Compter les calories ne suffit plus : la nutrition à l’heure des approches personnalisées
Des recherches récentes, de la Suède au Brésil, remettent en cause le modèle simpliste du bilan énergétique et explorent les rôles du timing, des fibres et des habitudes précoces.
Le dogme de l’équilibre entre calories ingérées et dépensées vacille. Des travaux menés au King’s College de Londres montrent que la réponse métabolique à un même aliment varie considérablement d’un individu à l’autre, en fonction de l’heure de la prise, de la vitesse d’ingestion et de la composition du microbiote intestinal. Une étude clinique a ainsi observé qu’un dîner tardif, même à apport calorique égal, favorise une prise de poids plus marquée que le même repas consommé plus tôt. Ces résultats, encore à l’échelle de petits échantillons, ébranlent l’idée que seule la quantité d’énergie compte.

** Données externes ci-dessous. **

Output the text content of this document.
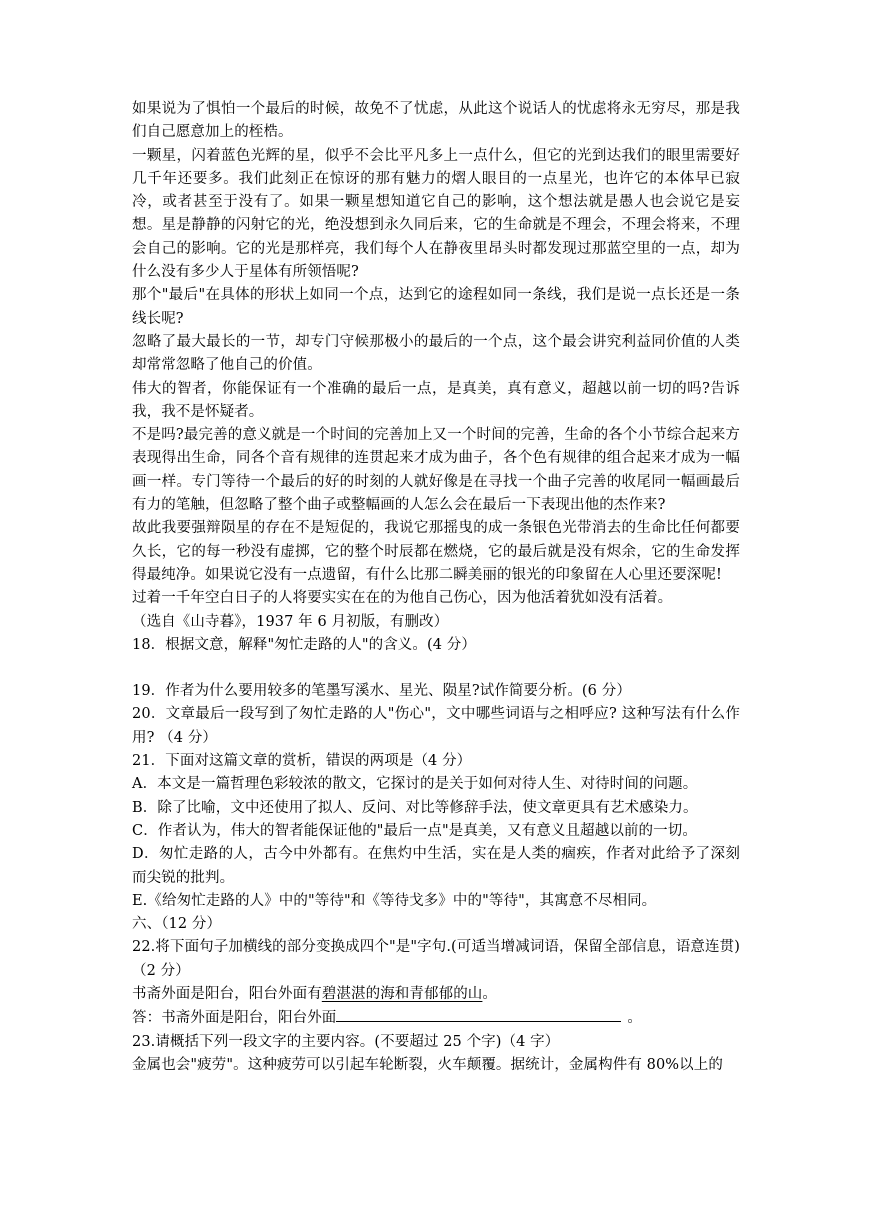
如果说为了惧怕一个最后的时候，故免不了忧虑，从此这个说话人的忧虑将永无穷尽，那是我们自己愿意加上的桎梏。

一颗星，闪着蓝色光辉的星，似乎不会比平凡多上一点什么，但它的光到达我们的眼里需要好几千年还要多。我们此刻正在惊讶的那有魅力的熠人眼目的一点星光，也许它的本体早已寂冷，或者甚至于没有了。如果一颗星想知道它自己的影响，这个想法就是愚人也会说它是妄想。星是静静的闪射它的光，绝没想到永久同后来，它的生命就是不理会，不理会将来，不理会自己的影响。它的光是那样亮，我们每个人在静夜里昂头时都发现过那蓝空里的一点，却为什么没有多少人于星体有所领悟呢?

那个"最后"在具体的形状上如同一个点，达到它的途程如同一条线，我们是说一点长还是一条线长呢?

忽略了最大最长的一节，却专门守候那极小的最后的一个点，这个最会讲究利益同价值的人类却常常忽略了他自己的价值。

伟大的智者，你能保证有一个准确的最后一点，是真美，真有意义，超越以前一切的吗?告诉我，我不是怀疑者。

不是吗?最完善的意义就是一个时间的完善加上又一个时间的完善，生命的各个小节综合起来方表现得出生命，同各个音有规律的连贯起来才成为曲子，各个色有规律的组合起来才成为一幅画一样。专门等待一个最后的好的时刻的人就好像是在寻找一个曲子完善的收尾同一幅画最后有力的笔触，但忽略了整个曲子或整幅画的人怎么会在最后一下表现出他的杰作来?

故此我要强辩陨星的存在不是短促的，我说它那摇曳的成一条银色光带消去的生命比任何都要久长，它的每一秒没有虚掷，它的整个时辰都在燃烧，它的最后就是没有烬余，它的生命发挥得最纯净。如果说它没有一点遗留，有什么比那二瞬美丽的银光的印象留在人心里还要深呢!

过着一千年空白日子的人将要实实在在的为他自己伤心，因为他活着犹如没有活着。

（选自《山寺暮》，1937 年 6 月初版，有删改）

18．根据文意，解释"匆忙走路的人"的含义。(4 分）

19．作者为什么要用较多的笔墨写溪水、星光、陨星?试作简要分析。(6 分）

20．文章最后一段写到了匆忙走路的人"伤心"，文中哪些词语与之相呼应? 这种写法有什么作用? （4 分）

21．下面对这篇文章的赏析，错误的两项是（4 分）

A．本文是一篇哲理色彩较浓的散文，它探讨的是关于如何对待人生、对待时间的问题。

B．除了比喻，文中还使用了拟人、反问、对比等修辞手法，使文章更具有艺术感染力。

C．作者认为，伟大的智者能保证他的"最后一点"是真美，又有意义且超越以前的一切。

D．匆忙走路的人，古今中外都有。在焦灼中生活，实在是人类的痼疾，作者对此给予了深刻而尖锐的批判。

E.《给匆忙走路的人》中的"等待"和《等待戈多》中的"等待"，其寓意不尽相同。

六、（12 分）

22.将下面句子加横线的部分变换成四个"是"字句.(可适当增减词语，保留全部信息，语意连贯)（2 分）

书斋外面是阳台，阳台外面有碧湛湛的海和青郁郁的山。

答：书斋外面是阳台，阳台外面	。

23.请概括下列一段文字的主要内容。(不要超过 25 个字)（4 字）

金属也会"疲劳"。这种疲劳可以引起车轮断裂，火车颠覆。据统计，金属构件有 80%以上的
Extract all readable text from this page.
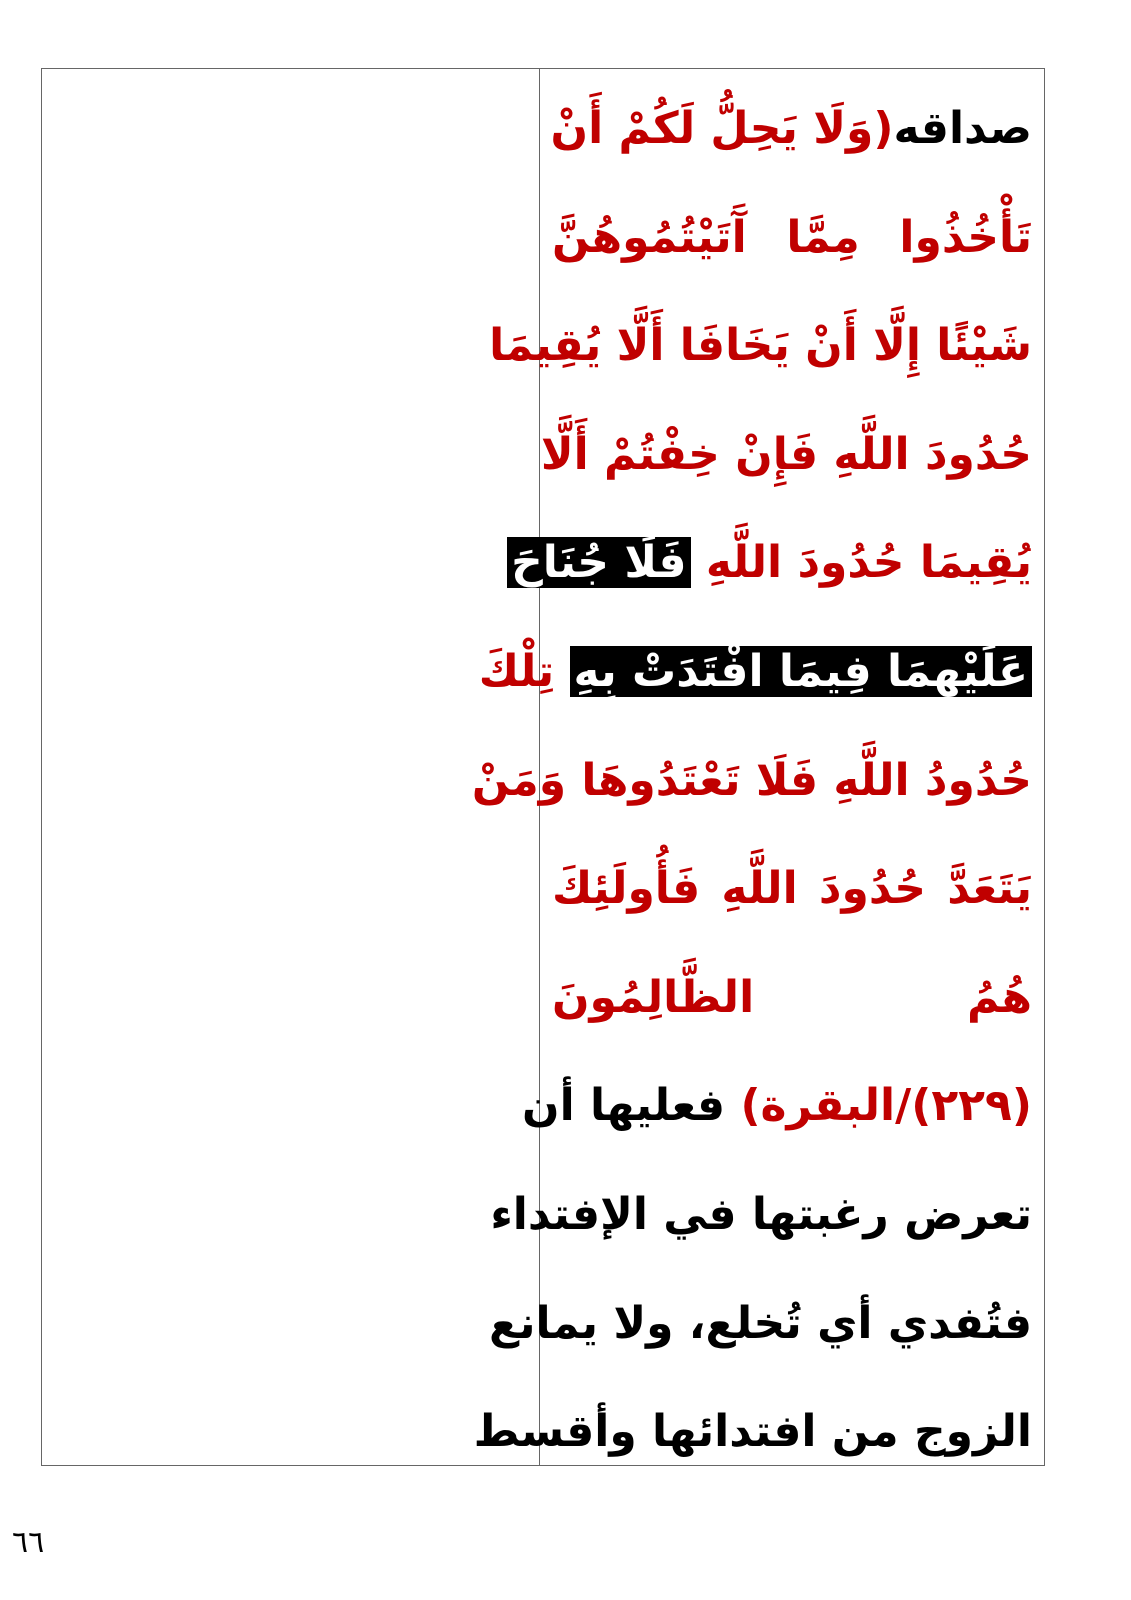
صداقه(وَلَا يَحِلُّ لَكُمْ أَنْ
تَأْخُذُوا مِمَّا آَتَيْتُمُوهُنَّ
شَيْئًا إِلَّا أَنْ يَخَافَا أَلَّا يُقِيمَا
حُدُودَ اللَّهِ فَإِنْ خِفْتُمْ أَلَّا
يُقِيمَا حُدُودَ اللَّهِ فَلَا جُنَاحَ
عَلَيْهِمَا فِيمَا افْتَدَتْ بِهِ تِلْكَ
حُدُودُ اللَّهِ فَلَا تَعْتَدُوهَا وَمَنْ
يَتَعَدَّ حُدُودَ اللَّهِ فَأُولَئِكَ
هُمُ الظَّالِمُونَ
(٢٢٩)/البقرة) فعليها أن
تعرض رغبتها في الإفتداء
فتُفدي أي تُخلع، ولا يمانع
الزوج من افتدائها وأقسط
٦٦
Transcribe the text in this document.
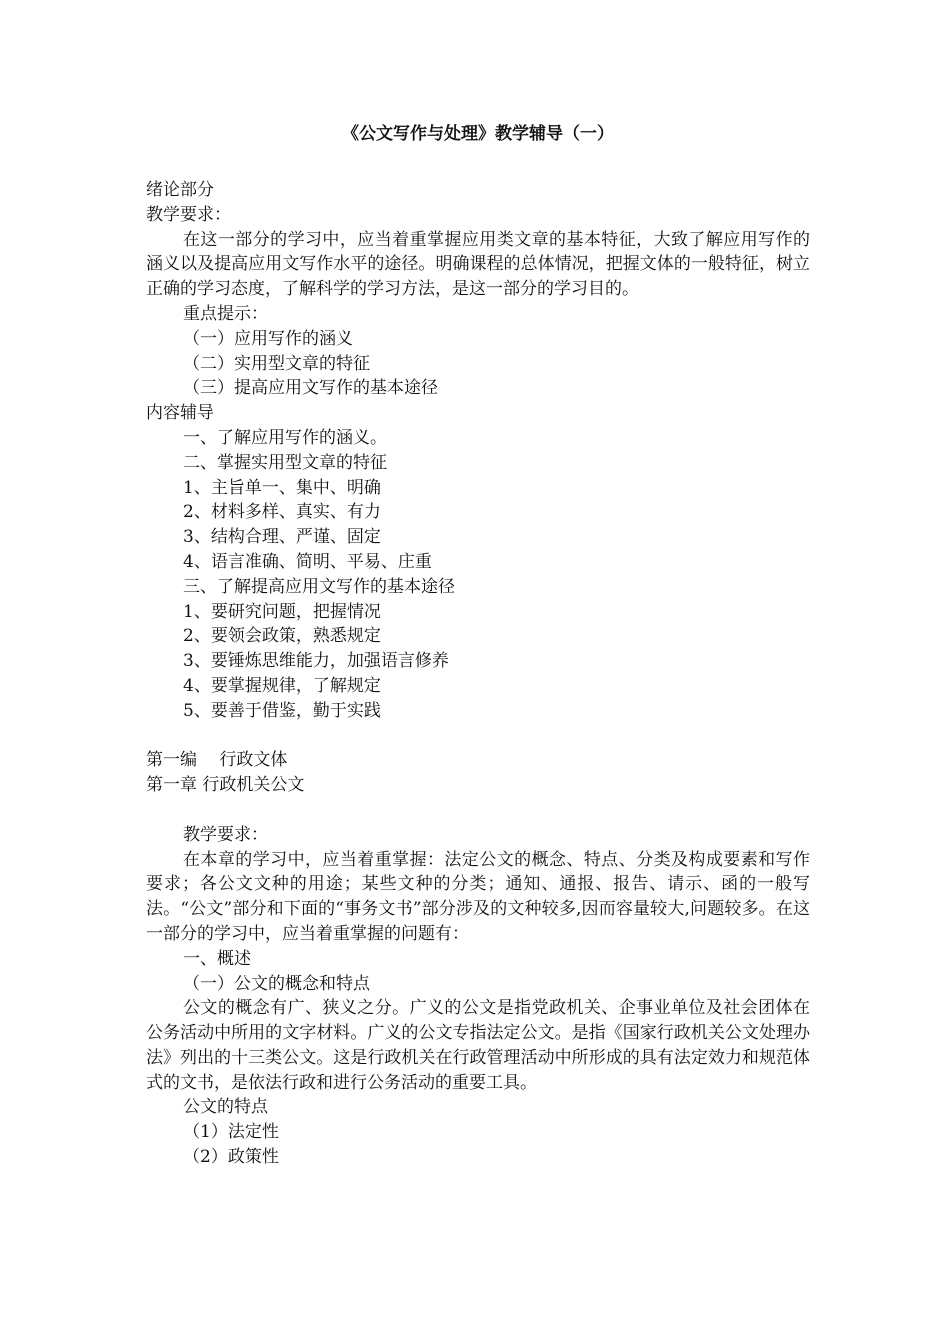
《公文写作与处理》教学辅导（一）

绪论部分

教学要求：

在这一部分的学习中，应当着重掌握应用类文章的基本特征，大致了解应用写作的涵义以及提高应用文写作水平的途径。明确课程的总体情况，把握文体的一般特征，树立正确的学习态度，了解科学的学习方法，是这一部分的学习目的。

重点提示：

（一）应用写作的涵义

（二）实用型文章的特征

（三）提高应用文写作的基本途径

内容辅导

一、了解应用写作的涵义。

二、掌握实用型文章的特征

1、主旨单一、集中、明确

2、材料多样、真实、有力

3、结构合理、严谨、固定

4、语言准确、简明、平易、庄重

三、了解提高应用文写作的基本途径

1、要研究问题，把握情况

2、要领会政策，熟悉规定

3、要锤炼思维能力，加强语言修养

4、要掌握规律，了解规定

5、要善于借鉴，勤于实践

第一编　 行政文体

第一章 行政机关公文

教学要求：

在本章的学习中，应当着重掌握：法定公文的概念、特点、分类及构成要素和写作要求；各公文文种的用途；某些文种的分类；通知、通报、报告、请示、函的一般写法。“公文”部分和下面的“事务文书”部分涉及的文种较多,因而容量较大,问题较多。在这一部分的学习中，应当着重掌握的问题有：

一、概述

（一）公文的概念和特点

公文的概念有广、狭义之分。广义的公文是指党政机关、企事业单位及社会团体在公务活动中所用的文字材料。广义的公文专指法定公文。是指《国家行政机关公文处理办法》列出的十三类公文。这是行政机关在行政管理活动中所形成的具有法定效力和规范体式的文书，是依法行政和进行公务活动的重要工具。

公文的特点

（1）法定性

（2）政策性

Dans ce contexte, l’attention se porte sur la qualité des aliments et leur interaction avec l’organisme. Les chercheurs de l’Université d’Örebro, en Suède, soulignent le rôle central des fibres alimentaires, dont l’apport moyen en Suède (25 grammes par jour) reste inférieur aux recommandations (30-35 grammes). Leurs travaux, en partie menés dans le cadre d’un projet européen en cours, détaillent trois mécanismes : amélioration du transit, production de métabolites bénéfiques par le microbiote, et activation du système immunitaire intestinal. L’objectif est de développer des recommandations individuelles, en analysant les gaz expirés pour éviter les désagréments digestifs qui freinent la consommation de fibres.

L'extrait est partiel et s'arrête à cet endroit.